而最讓人感到詭異的是,這個老人長滿老人斑的臉上竟然紋滿了黑色刺青,那些刺青看起來像是一張張猙獰恐怖的臉,刺青的手法看起來跟姜豪臉上的刺青差不多,只是刺青的數量完全不是一個等級的,以至於李樂平甚至在看到老人的第一眼,都有些分辨不清老人究竟長得是何模樣。
而這些紋在臉上的刺青,對於老人而言似乎只是冰山一角。
因為李樂平在老人的脖子上同樣看到了各種稀奇古怪的紋路,這些紋路沿著老人枯瘦的脖子一路向下,最終被他身上的黑色長衫所掩蓋。
隱約間,李樂平聞到了一絲腐爛的屍臭味,這股屍臭味似乎就是從眼前的這個老人身上飄散出來的,只是他一時之間無法判斷屍臭味的來源究竟是老人風燭殘年的身體,還是他身上的刺青紋路。
「你這具身體上面,究竟紋有多少個這樣的刺青?」
這一刻,看著那名同樣在觀察自己的老人,李樂平打破了安靜的氛圍,主動問道。
這個老人的身上穿著一件黑色長衫,長衫老舊,甚至被洗得有些褪色發白,給人一種頗具年代的感覺。

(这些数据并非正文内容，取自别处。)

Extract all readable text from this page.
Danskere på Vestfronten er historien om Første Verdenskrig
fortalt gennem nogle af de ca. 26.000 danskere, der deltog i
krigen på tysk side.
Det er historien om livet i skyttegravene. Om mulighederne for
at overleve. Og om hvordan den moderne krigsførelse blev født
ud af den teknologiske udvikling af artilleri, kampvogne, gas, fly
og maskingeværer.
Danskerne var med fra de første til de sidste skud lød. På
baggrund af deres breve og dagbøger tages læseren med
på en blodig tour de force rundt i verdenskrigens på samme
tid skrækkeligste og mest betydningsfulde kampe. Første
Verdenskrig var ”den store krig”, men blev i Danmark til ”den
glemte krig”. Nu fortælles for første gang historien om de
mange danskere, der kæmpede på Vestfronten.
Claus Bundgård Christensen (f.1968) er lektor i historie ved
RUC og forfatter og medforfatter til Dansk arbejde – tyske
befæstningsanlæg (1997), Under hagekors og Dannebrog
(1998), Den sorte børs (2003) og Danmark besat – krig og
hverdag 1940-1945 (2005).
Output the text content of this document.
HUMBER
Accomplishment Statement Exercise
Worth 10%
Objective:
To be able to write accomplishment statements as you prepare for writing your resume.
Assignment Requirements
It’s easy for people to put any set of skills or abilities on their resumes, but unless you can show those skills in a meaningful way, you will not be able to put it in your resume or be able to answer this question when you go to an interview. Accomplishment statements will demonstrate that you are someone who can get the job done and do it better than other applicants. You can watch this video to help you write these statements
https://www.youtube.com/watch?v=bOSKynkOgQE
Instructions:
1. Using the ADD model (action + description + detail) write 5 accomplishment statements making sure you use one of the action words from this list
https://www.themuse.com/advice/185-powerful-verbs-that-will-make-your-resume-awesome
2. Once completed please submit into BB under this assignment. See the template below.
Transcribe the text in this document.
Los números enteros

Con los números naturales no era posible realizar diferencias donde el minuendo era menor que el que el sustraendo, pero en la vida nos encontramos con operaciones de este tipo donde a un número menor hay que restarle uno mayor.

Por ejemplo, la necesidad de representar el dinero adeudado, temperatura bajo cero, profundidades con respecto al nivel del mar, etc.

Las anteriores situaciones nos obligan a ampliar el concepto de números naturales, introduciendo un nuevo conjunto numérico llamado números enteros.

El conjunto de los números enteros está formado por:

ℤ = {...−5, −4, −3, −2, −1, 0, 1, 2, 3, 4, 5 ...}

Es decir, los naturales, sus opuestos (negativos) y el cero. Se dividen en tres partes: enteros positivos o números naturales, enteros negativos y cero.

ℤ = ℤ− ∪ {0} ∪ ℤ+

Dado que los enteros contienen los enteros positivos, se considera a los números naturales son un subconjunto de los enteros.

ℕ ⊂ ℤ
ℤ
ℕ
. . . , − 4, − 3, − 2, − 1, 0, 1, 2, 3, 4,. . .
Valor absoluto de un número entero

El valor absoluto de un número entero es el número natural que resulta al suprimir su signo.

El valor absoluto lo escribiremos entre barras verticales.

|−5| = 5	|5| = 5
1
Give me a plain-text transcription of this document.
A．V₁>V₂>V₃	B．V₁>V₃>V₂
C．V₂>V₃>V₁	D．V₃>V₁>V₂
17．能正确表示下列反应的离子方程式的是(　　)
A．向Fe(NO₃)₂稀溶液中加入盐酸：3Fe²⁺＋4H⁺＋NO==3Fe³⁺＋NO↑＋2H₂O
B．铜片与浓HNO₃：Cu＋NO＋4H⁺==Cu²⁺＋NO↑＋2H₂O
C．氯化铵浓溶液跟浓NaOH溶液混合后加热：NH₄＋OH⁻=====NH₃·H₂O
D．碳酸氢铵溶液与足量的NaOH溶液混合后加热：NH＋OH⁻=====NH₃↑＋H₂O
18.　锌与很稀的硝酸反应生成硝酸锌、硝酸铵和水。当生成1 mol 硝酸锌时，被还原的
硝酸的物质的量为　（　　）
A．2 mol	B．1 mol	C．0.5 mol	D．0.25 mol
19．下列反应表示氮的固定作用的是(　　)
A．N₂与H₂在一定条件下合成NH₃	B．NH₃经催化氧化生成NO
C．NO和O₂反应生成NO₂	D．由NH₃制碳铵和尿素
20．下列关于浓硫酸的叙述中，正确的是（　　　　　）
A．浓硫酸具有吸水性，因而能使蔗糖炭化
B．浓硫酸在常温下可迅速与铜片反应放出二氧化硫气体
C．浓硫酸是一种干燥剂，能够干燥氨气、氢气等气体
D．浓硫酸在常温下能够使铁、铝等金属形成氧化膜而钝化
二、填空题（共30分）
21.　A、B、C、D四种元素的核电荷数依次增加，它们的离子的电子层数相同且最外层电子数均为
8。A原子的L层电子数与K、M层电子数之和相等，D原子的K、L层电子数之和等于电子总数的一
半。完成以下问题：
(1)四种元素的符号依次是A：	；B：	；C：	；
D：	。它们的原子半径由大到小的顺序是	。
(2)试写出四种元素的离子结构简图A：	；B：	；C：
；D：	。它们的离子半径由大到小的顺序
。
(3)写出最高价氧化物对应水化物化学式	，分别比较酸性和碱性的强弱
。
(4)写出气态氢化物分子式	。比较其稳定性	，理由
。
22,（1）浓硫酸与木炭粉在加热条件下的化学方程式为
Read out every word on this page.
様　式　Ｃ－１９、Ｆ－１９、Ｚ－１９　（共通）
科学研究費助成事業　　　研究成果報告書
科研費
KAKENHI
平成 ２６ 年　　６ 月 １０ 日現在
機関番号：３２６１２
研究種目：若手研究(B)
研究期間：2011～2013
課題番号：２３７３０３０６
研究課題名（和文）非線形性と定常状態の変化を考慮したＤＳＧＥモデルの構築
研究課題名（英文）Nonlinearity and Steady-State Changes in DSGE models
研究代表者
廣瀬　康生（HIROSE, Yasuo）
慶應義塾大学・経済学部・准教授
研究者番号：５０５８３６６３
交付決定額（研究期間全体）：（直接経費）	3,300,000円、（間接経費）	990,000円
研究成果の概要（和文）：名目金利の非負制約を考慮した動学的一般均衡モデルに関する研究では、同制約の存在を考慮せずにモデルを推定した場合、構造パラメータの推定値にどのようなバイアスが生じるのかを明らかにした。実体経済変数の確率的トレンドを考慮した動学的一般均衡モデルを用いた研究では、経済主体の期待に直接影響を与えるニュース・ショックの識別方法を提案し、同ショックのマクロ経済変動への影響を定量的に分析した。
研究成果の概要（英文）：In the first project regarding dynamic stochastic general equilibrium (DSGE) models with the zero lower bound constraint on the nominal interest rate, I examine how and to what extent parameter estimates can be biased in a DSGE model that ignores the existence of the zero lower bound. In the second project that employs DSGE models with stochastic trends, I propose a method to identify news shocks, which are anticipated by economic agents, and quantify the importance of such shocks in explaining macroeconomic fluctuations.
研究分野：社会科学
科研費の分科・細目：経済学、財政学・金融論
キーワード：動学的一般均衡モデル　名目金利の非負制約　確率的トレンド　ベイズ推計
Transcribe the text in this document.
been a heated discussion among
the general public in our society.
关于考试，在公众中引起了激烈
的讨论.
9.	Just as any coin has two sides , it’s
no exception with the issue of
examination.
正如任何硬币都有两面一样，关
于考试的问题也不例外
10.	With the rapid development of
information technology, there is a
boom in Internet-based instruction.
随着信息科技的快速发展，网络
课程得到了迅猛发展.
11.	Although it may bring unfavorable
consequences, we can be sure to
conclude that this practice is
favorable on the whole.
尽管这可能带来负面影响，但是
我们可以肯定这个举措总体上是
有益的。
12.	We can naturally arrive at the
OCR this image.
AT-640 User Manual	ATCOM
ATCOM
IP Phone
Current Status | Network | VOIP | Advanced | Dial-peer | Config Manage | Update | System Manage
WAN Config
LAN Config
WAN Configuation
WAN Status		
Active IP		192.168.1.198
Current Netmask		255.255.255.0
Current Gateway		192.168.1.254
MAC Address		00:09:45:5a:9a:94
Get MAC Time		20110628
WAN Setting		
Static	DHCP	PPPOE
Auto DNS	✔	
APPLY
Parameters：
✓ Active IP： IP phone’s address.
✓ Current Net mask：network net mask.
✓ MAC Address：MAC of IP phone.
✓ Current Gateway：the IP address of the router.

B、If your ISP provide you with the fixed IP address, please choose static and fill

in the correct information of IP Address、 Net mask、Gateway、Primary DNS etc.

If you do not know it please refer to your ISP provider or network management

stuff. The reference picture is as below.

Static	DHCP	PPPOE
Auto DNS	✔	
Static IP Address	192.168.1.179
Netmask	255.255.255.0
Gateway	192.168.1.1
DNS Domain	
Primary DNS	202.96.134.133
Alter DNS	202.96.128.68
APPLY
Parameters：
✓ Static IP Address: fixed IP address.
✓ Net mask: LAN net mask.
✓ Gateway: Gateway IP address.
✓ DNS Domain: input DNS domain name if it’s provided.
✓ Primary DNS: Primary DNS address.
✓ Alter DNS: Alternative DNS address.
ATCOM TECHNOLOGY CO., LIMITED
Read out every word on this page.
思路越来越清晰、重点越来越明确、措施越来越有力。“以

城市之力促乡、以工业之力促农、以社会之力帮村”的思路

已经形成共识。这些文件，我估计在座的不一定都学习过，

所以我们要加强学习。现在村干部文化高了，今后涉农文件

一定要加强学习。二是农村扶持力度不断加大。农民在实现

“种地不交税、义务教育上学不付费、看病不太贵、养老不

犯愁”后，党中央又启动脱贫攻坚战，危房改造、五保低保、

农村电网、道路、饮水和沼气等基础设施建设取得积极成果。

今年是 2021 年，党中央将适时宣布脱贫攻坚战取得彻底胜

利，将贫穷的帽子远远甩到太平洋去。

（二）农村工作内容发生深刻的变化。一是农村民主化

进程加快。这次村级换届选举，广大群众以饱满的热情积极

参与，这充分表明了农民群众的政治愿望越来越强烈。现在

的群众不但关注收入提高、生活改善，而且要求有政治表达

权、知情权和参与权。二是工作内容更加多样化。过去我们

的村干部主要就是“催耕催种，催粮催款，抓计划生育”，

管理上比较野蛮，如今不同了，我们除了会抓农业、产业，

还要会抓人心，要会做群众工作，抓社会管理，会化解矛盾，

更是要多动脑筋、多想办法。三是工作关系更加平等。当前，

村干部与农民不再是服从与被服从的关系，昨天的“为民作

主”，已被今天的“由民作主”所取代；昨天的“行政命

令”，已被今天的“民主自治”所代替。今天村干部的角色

但與此同時,緊緊包裹著老人的長衫也遮蓋住了他的大部分皮膚,使得常人用眼睛根本無法看透這層衣服之下隱藏了多少個詭異的刺青。
一個刺青就代表著一隻鬼。
「不算少,但是再多的刺青,似乎也比不上你這個本身就無比詭異的後生,一個介於人與鬼之間的異類,真是厲害。」
老人打量著李樂平這具病態般慘白的身體,嘴角露出了一抹詭異的微笑,語氣緩慢道。